We made changes to a security function that runs on the systems that handle our cryptographic processes. After these changes, a routine update process ran. However, this time the update consumed more resources than expected. This appears to have been due to the update changing how many resources the security function needed, but this was not an expected side effect of the update. The security function then consumed all the available resources, which took a number of the cryptographic systems offline. This caused any inflight requests that needed the cryptographic systems to fail while the system adjusted to the reduced capacity.
As we brought the affected systems back online to fully restore capacity, there was an additional brief failure of some transactions as one of the systems was not yet ready to serve traffic but rejoined the rotation.

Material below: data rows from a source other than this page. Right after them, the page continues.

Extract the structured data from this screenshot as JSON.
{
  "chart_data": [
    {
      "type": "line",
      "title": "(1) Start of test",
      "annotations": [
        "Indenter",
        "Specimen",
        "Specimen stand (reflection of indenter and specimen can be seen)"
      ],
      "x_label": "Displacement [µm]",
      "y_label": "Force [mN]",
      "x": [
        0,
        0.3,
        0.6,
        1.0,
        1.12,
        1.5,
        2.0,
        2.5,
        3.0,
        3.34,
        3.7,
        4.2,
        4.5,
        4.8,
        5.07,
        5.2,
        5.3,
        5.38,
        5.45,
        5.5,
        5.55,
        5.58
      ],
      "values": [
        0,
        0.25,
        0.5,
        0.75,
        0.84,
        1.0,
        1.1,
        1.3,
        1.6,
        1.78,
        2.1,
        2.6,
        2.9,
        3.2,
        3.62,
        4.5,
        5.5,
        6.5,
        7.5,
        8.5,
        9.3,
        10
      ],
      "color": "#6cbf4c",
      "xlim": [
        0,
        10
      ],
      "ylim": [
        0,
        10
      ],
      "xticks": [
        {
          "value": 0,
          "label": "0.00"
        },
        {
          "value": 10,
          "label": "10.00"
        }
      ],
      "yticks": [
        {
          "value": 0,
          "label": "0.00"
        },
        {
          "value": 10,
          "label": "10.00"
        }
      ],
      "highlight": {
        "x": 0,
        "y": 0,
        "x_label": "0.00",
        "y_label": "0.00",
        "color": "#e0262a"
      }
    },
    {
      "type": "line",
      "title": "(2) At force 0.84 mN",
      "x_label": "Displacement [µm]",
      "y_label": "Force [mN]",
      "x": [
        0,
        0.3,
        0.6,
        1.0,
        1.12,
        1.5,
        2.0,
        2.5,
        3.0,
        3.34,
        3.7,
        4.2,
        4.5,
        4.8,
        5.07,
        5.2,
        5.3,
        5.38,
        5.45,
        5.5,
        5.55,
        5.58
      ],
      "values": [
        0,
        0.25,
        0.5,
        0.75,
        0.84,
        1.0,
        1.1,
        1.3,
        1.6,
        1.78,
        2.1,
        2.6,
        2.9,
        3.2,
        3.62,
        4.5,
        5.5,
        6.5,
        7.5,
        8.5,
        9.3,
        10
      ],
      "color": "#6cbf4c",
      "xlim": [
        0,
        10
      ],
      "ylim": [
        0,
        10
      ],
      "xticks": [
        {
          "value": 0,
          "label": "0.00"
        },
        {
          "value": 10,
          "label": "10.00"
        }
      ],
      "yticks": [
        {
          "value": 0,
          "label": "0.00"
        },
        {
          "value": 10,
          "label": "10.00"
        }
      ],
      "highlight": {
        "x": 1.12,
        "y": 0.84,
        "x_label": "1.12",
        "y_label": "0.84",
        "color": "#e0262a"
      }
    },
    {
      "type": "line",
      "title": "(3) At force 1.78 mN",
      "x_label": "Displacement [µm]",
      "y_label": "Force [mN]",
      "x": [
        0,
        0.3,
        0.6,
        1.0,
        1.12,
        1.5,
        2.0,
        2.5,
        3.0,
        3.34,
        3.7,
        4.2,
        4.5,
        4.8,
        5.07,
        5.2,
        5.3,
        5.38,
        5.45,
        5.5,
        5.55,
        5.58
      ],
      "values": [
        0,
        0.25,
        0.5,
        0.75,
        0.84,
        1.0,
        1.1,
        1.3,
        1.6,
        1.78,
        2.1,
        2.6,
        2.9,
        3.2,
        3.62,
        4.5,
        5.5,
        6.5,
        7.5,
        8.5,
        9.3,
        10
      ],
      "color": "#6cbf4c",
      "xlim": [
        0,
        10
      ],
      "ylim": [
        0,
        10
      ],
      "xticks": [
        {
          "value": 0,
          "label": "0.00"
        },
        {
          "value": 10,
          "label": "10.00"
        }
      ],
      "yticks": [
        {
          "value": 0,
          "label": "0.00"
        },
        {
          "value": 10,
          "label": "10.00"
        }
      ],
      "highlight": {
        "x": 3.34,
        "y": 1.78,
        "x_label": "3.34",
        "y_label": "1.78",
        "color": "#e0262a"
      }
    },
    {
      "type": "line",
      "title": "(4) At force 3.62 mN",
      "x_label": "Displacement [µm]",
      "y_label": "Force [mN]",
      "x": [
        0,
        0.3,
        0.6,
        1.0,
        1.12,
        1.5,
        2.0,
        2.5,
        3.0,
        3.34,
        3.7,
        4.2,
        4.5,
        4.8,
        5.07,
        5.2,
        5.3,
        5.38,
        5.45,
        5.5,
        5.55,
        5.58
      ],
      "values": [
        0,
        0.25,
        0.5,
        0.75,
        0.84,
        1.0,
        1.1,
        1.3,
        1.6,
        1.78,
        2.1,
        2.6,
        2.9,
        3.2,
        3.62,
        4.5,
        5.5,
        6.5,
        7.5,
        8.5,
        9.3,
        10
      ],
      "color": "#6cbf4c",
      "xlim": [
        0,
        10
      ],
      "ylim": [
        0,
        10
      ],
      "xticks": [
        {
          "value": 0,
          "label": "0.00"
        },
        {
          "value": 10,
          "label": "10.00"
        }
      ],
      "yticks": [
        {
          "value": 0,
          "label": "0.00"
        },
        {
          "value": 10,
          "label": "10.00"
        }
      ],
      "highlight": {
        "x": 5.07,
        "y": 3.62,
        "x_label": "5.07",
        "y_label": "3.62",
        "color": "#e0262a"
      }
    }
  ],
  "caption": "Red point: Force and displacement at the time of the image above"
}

Intermittent transaction failures occurred during two periods:
1:00 to 1:05 UTC
1:34 to 1:35 UTC
The majority of the failures occurred in the first window, with a much smaller amount occurring during the second. Outside of these times, transactions processed as expected.
We know that the stability and performance of Spreedly matters greatly to all our customers. We continue to invest in our platform to make it as stable and performant as possible and to prevent issues like this in the future. We are sorry for the disruption this incident caused.